Хью внимательно посмотрел на Пуаро и ответил:
— Отцу глаза доставляют массу хлопот. Он часто посещает окулиста.
— А-а-а… — протянул Пуаро и, помедлив, спросил: — Полковник Фробишер, я полагаю, большую часть жизни провел в Индии?
— Да, он служил там в экспедиционном корпусе. Он очень увлечен Индией, много о ней рассказывает, знает ее национальные традиции и обычаи.
— А-а-а… — снова пробормотал Пуаро, потом заметил: — Я вижу, вы порезали подбородок.
Хью поднял руку к подбородку.
— Да, довольно глубокий порез. Недавно отец испугал меня, когда я брился. Понимаете, в последнее время я стал очень нервным. А на шее и подбородке появилась какая-то сыпь. Бриться стало очень трудно.
— Вам следовало бы пользоваться смягчающим кремом, — заметил Пуаро.
— О, я уже пользуюсь. Дядя Джордж дал мне какой-то. — Хью внезапно рассмеялся. — Вам не кажется, господин Пуаро, что наша беседа напоминает разговор в женском салоне красоты? Лосьоны, смягчающие кремы, патентованные таблетки, глазные болезни… Какое это имеет значение? И что вы задумали, господин Пуаро? Что вы собираетесь делать?

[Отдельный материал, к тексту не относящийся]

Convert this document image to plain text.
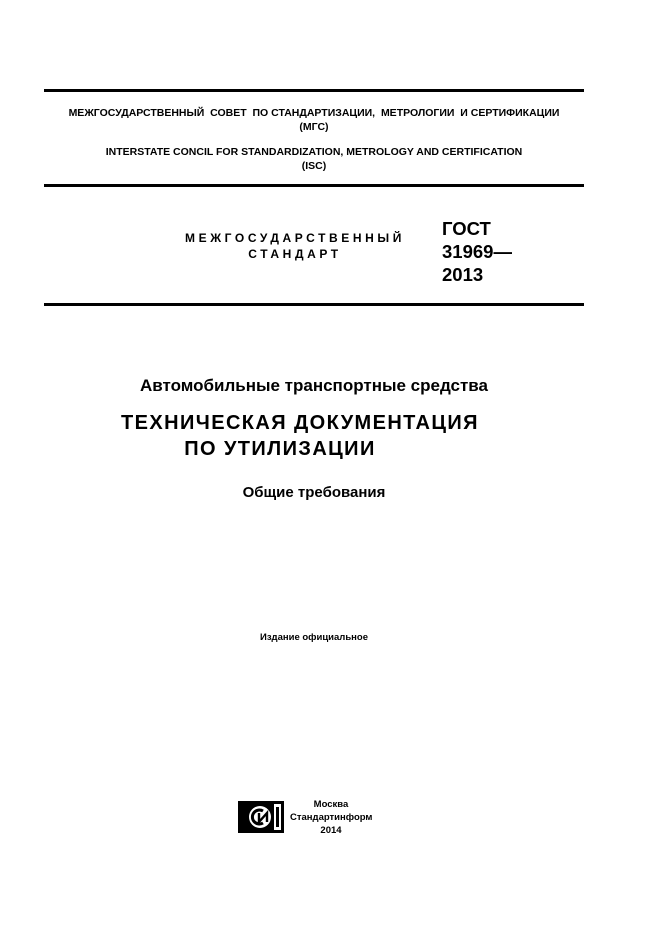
МЕЖГОСУДАРСТВЕННЫЙ  СОВЕТ  ПО СТАНДАРТИЗАЦИИ,  МЕТРОЛОГИИ  И СЕРТИФИКАЦИИ
(МГС)
INTERSTATE CONCIL FOR STANDARDIZATION, METROLOGY AND CERTIFICATION
(ISC)
МЕЖГОСУДАРСТВЕННЫЙ
СТАНДАРТ
ГОСТ
31969—
2013
Автомобильные транспортные средства
ТЕХНИЧЕСКАЯ ДОКУМЕНТАЦИЯ
ПО УТИЛИЗАЦИИ
Общие требования
Издание официальное
Москва
Стандартинформ
2014
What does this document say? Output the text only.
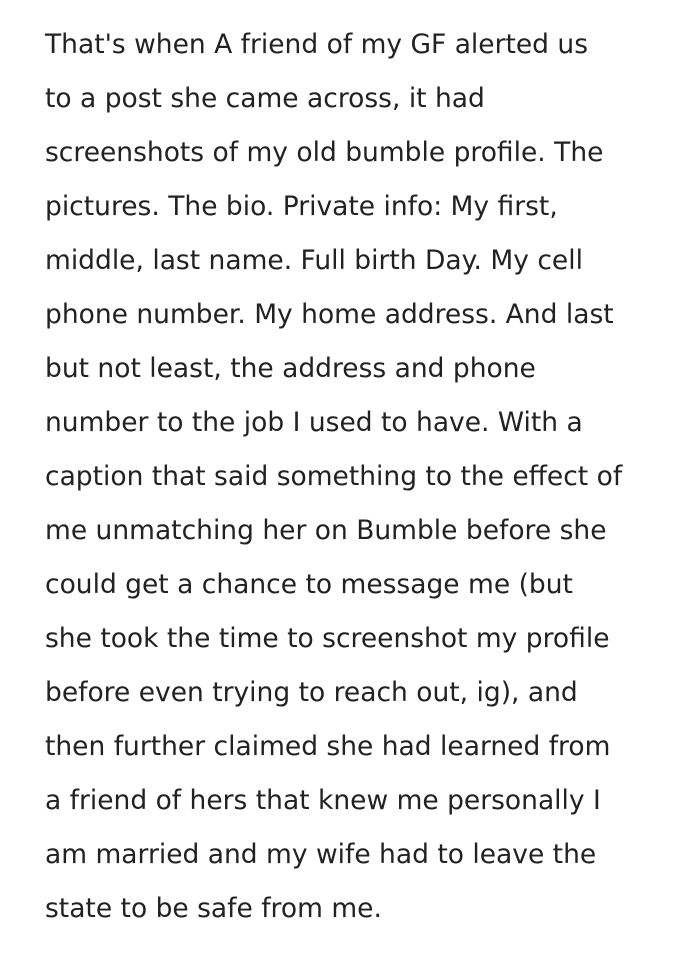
That's when A friend of my GF alerted us
to a post she came across, it had
screenshots of my old bumble profile. The
pictures. The bio. Private info: My first,
middle, last name. Full birth Day. My cell
phone number. My home address. And last
but not least, the address and phone
number to the job I used to have. With a
caption that said something to the effect of
me unmatching her on Bumble before she
could get a chance to message me (but
she took the time to screenshot my profile
before even trying to reach out, ig), and
then further claimed she had learned from
a friend of hers that knew me personally I
am married and my wife had to leave the
state to be safe from me.
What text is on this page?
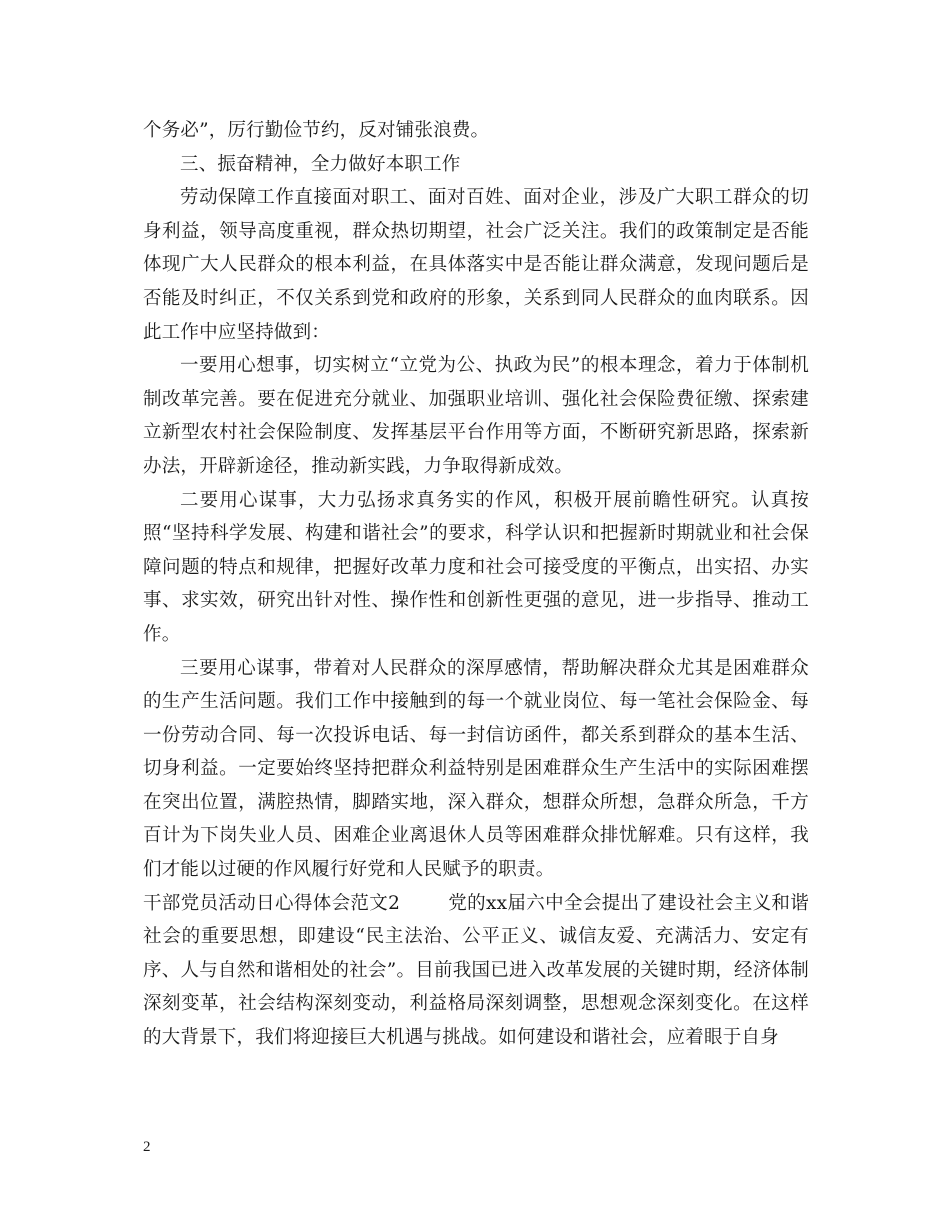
个务必”，厉行勤俭节约，反对铺张浪费。

三、振奋精神，全力做好本职工作

劳动保障工作直接面对职工、面对百姓、面对企业，涉及广大职工群众的切身利益，领导高度重视，群众热切期望，社会广泛关注。我们的政策制定是否能体现广大人民群众的根本利益，在具体落实中是否能让群众满意，发现问题后是否能及时纠正，不仅关系到党和政府的形象，关系到同人民群众的血肉联系。因此工作中应坚持做到：

一要用心想事，切实树立“立党为公、执政为民”的根本理念，着力于体制机制改革完善。要在促进充分就业、加强职业培训、强化社会保险费征缴、探索建立新型农村社会保险制度、发挥基层平台作用等方面，不断研究新思路，探索新办法，开辟新途径，推动新实践，力争取得新成效。

二要用心谋事，大力弘扬求真务实的作风，积极开展前瞻性研究。认真按照“坚持科学发展、构建和谐社会”的要求，科学认识和把握新时期就业和社会保障问题的特点和规律，把握好改革力度和社会可接受度的平衡点，出实招、办实事、求实效，研究出针对性、操作性和创新性更强的意见，进一步指导、推动工作。

三要用心谋事，带着对人民群众的深厚感情，帮助解决群众尤其是困难群众的生产生活问题。我们工作中接触到的每一个就业岗位、每一笔社会保险金、每一份劳动合同、每一次投诉电话、每一封信访函件，都关系到群众的基本生活、切身利益。一定要始终坚持把群众利益特别是困难群众生产生活中的实际困难摆在突出位置，满腔热情，脚踏实地，深入群众，想群众所想，急群众所急，千方百计为下岗失业人员、困难企业离退休人员等困难群众排忧解难。只有这样，我们才能以过硬的作风履行好党和人民赋予的职责。

干部党员活动日心得体会范文2	党的xx届六中全会提出了建设社会主义和谐社会的重要思想，即建设“民主法治、公平正义、诚信友爱、充满活力、安定有序、人与自然和谐相处的社会”。目前我国已进入改革发展的关键时期，经济体制深刻变革，社会结构深刻变动，利益格局深刻调整，思想观念深刻变化。在这样的大背景下，我们将迎接巨大机遇与挑战。如何建设和谐社会，应着眼于自身

2
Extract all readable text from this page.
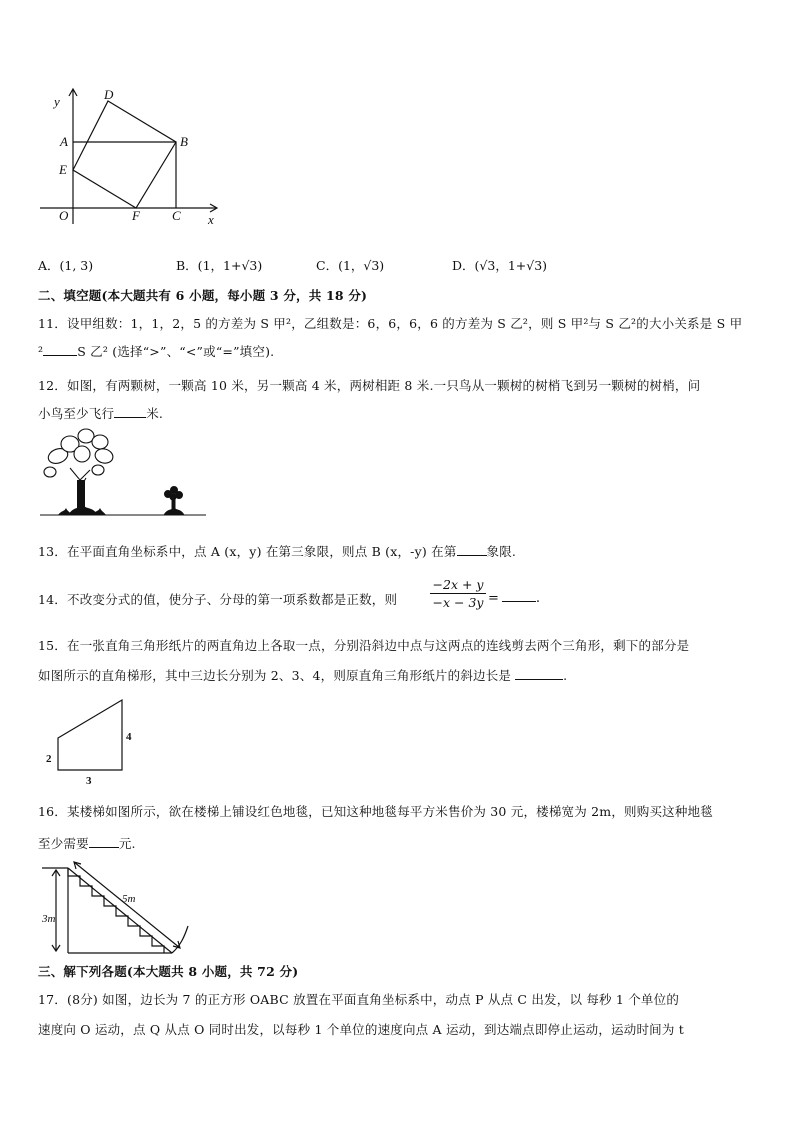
y	D
A	B
E
O	F C x
A．(1, 3)	B．(1，1+√3)	C．(1，√3)	D．(√3，1+√3)
二、填空题(本大题共有 6 小题，每小题 3 分，共 18 分)
11．设甲组数：1，1，2，5 的方差为 S 甲²，乙组数是：6，6，6，6 的方差为 S 乙²，则 S 甲²与 S 乙²的大小关系是 S 甲
²	S 乙² (选择“>”、“<”或“=”填空).
12．如图，有两颗树，一颗高 10 米，另一颗高 4 米，两树相距 8 米.一只鸟从一颗树的树梢飞到另一颗树的树梢，问
小鸟至少飞行	米.
13．在平面直角坐标系中，点 A (x，y) 在第三象限，则点 B (x，-y) 在第 象限.
14．不改变分式的值，使分子、分母的第一项系数都是正数，则	$\frac{-2x + y}{-x - 3y}$ =	.
15．在一张直角三角形纸片的两直角边上各取一点，分别沿斜边中点与这两点的连线剪去两个三角形，剩下的部分是
如图所示的直角梯形，其中三边长分别为 2、3、4，则原直角三角形纸片的斜边长是	.
2
3
4
16．某楼梯如图所示，欲在楼梯上铺设红色地毯，已知这种地毯每平方米售价为 30 元，楼梯宽为 2m，则购买这种地毯
至少需要 元.
5m
3m
三、解下列各题(本大题共 8 小题，共 72 分)
17．(8分) 如图，边长为 7 的正方形 OABC 放置在平面直角坐标系中，动点 P 从点 C 出发，以 每秒 1 个单位的
速度向 O 运动，点 Q 从点 O 同时出发，以每秒 1 个单位的速度向点 A 运动，到达端点即停止运动，运动时间为 t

— Я пытаюсь сделать все, что могу, — спокойно ответил Пуаро, — чтобы помочь Диане Маберли.
Настроение Хью изменилось. Лицо приняло осмысленное выражение.
— Да, господин Пуаро, прошу вас, — схватил он Пуаро за руку, — сделайте для нее все, что вы сможете. Скажите ей, что надежды нет. Расскажите ей все, что я открыл вам. Скажите… скажите ей, чтобы она, ради Бога, оставила меня в покое! Это единственное, что она может сейчас для меня сделать. Оставить — и постараться навсегда забыть.
— У вас есть мужество, мадемуазель? Большое мужество? — обратился Пуаро к Диане. — Вам оно понадобится.
— Значит, это правда! Неужели правда! Он действительно сумасшедший?
— Я не психиатр, мадемуазель, — ответил Пуаро. — И я не могу сказать: этот человек действительно сошел с ума, а тот нет.
Диана придвинулась к нему поближе.
— Адмирал Чандлер думает, что Хью сходит с ума, полковник Фробишер тоже так считает. Хью полагает, что он уже сумасшедший…
Пуаро наблюдал за ней.
— А вы, мадемуазель? Что думаете вы? — спросил он.
— Я? Я думаю, я совершенно уверена, что он — не сумасшедший. И поэтому…
Она замолчала.
— И поэтому вы обратились ко мне? Да?
— Да, — твердо сказала Диана. — В противном случае я бы к вам не пришла.
— Именно этот вопрос я и задаю себе много раз.
— Какой именно?
— Кто такой Стивен Грэхем? — вдруг спросил Пуаро, игнорируя ее вопрос.
— Стивен Грэхем? — удивившись, переспросила Диана. — О, он… он… просто знакомый.
Диана замолчала. Пуаро ждал.
— Что у вас на уме? — сказала Диана и схватила Пуаро за руку. — О чем вы думаете? Вы только присутствуете здесь. О, Боже! — Воскликнула она. — Эти ваши черные огромные усы зловеще искрятся на солнце. Стоите — и ничего мне не рассказываете. Вы меня пугаете, ужасно пугаете. Почему вы меня пугаете?